Imaginez atterrir dans un endroit où des mamies pointilleuses viennent vous reprocher de ne pas respecter les règles de circulation à vélo. Ou vos voisins surveillent les allées et venues dans l’immeuble et harponnent vos invités auxquels ils trouvent un air louche. Mais où les esprits se détendent pendant le carnaval, où la convivialité atteint des sommets dignes de l’Oberland…

Bienvenue dans le canton de Berne, en Suisse!

C’est caricatural comme portrait vous trouvez? C’est pourtant du vécu! Dans ses « Chroniques bernoises », la Française Valérie Valkanap raconte de savoureuses anecdotes croisées durant ses presque 30 ans dans la capitale suisse. Certaines lui sont arrivées, d’autres à des proches. Et elles sont romancées.

Née en Normandie, l’auteure a épousé un Suisse-allemand et élevé des enfants biculturels. Elle s’est intégrée et goûte même au dialecte local râpeux (en savoir plus sur le suisse-allemand par là). Et ne supporte pas qu’on dise du mal de sa contrée d’adoption.

Titulaire d’un master en droit international des affaires obtenu en 1991, elle travaille comme traductrice et rédactrice, et occasionnellement comme vendeuse de chapeaux chez Coup de Chapeau, dans la vieille ville de Berne.

Mon avis sur Chroniques bernoises - Valérie Valkanap

Avec tendresse et humour, Valérie Valkanap partage des tranches de vie cocasses, évoquant souvent des particularités culturelles de l’autre côté de la barrière de roestis. J’en ai reconnues certaines, ayant grandi dans le canton de Neuchâtel, pas loin de Berne, et ayant eu donc des contacts avec ses habitants. Mais il y en a d’autres que j’ai totalement découvertes.

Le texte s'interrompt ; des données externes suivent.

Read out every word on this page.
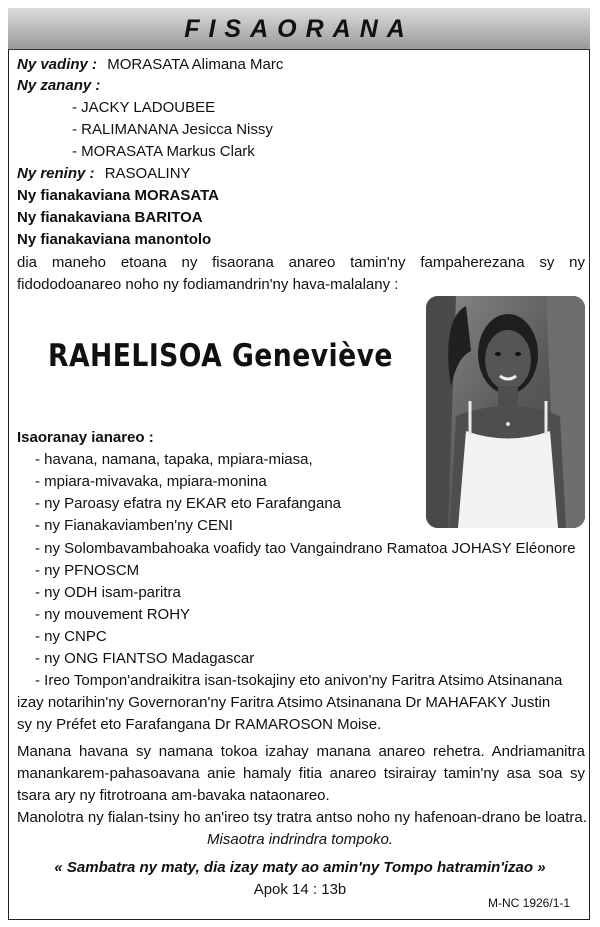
FISAORANA
Ny vadiny : MORASATA Alimana Marc
Ny zanany :
- JACKY LADOUBEE
- RALIMANANA Jesicca Nissy
- MORASATA Markus Clark
Ny reniny : RASOALINY
Ny fianakaviana MORASATA
Ny fianakaviana BARITOA
Ny fianakaviana manontolo
dia maneho etoana ny fisaorana anareo tamin'ny fampaherezana sy ny
fidododoanareo noho ny fodiamandrin'ny hava-malalany :
RAHELISOA Geneviève
Isaoranay ianareo :
- havana, namana, tapaka, mpiara-miasa,
- mpiara-mivavaka, mpiara-monina
- ny Paroasy efatra ny EKAR eto Farafangana
- ny Fianakaviamben'ny CENI
- ny Solombavambahoaka voafidy tao Vangaindrano Ramatoa JOHASY Eléonore
- ny PFNOSCM
- ny ODH isam-paritra
- ny mouvement ROHY
- ny CNPC
- ny ONG FIANTSO Madagascar
- Ireo Tompon'andraikitra isan-tsokajiny eto anivon'ny Faritra Atsimo Atsinanana
izay notarihin'ny Governoran'ny Faritra Atsimo Atsinanana Dr MAHAFAKY Justin
sy ny Préfet eto Farafangana Dr RAMAROSON Moise.
Manana havana sy namana tokoa izahay manana anareo rehetra. Andriamanitra
manankarem-pahasoavana anie hamaly fitia anareo tsirairay tamin'ny asa soa sy
tsara ary ny fitrotroana am-bavaka nataonareo.
Manolotra ny fialan-tsiny ho an'ireo tsy tratra antso noho ny hafenoan-drano be loatra.
Misaotra indrindra tompoko.
« Sambatra ny maty, dia izay maty ao amin'ny Tompo hatramin'izao »
Apok 14 : 13b
M-NC 1926/1-1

En quelques pages, chacune des 48 chroniques colorées sont comme une immersion en territoire bernois.

C’est bien écrit, avec une bonne dose d’autodérision et de dépaysement.

La plupart de ces chroniques sont parues dans le journal francophone Courrier de Berne au fil des ans.

Des francophiles à Berne: si, si, il y en a pas mal, des francophones et francophiles dans la capitale suisse germanophone. Valérie Valkanap participe à des événements organisés par L’Association Romande de Berne, Berne Accueil ou l’ Alliance Française de Berne, comme elle le raconte dans cette interview.


PARENTHÈSE LINGUISTIQUE

Au Coop!

Argh! Certaines expressions m’ont fait tiquer dans ces chroniques. Il faut dire pour sa défense que Valérie Valkanap est une Française installée à Berne, en territoire germanophone, du coup ses contacts avec les Suisses francophones restent naturellement limités. Elle ne s’est donc pas mises à utiliser des expressions romandes usuelles, et reste bel et bien franco-française. Par contre, elle a adopté des formules de « français fédéral », comme on dit pour se moquer gentiment du français parlé ou écrit par les Suisses-allemands (ils font l’effort, et mon allemand est pire, on est d’accord que ce n’est pas une critique méchante).

Par exemple, l’auteure écrit: « Je la croise régulièrement au Coop derrière son caddy« . Et je crois avoir lu ailleurs dans ce livre « Je vais chez Migros. »

En tant que Suisse romande, j’ai toujours dit « Je vais à la Migros, ou à la Coop » et cela a sonné bizarre à mes oreilles de lire cette version! Par contre en France on dit effectivement je vais « chez Carrefour » ou « chez Auchan ».

→ Et vous, Suisses romands qui nous lisez, vous dites quoi? Je vais à la Coop, au Coop, chez Coop? Je vous attends dans les commentaires!

Pour moi, la phrase correcte en Suisse romande serait d’ailleurs plutôt: « Je la croise régulièrement à la Coop derrière son chariot » :P

Ah, ces petites différences de langue… Mais grâce à ce livre, j’ai appris que « se la coincer » (se la boucler) était une expression suisse (je ne l’avais jamais remarqué, et elle va rejoindre ma série des mots suisses). Bon, alors, je me la coince maintenant et vous parle encore de ces délicieuses chroniques!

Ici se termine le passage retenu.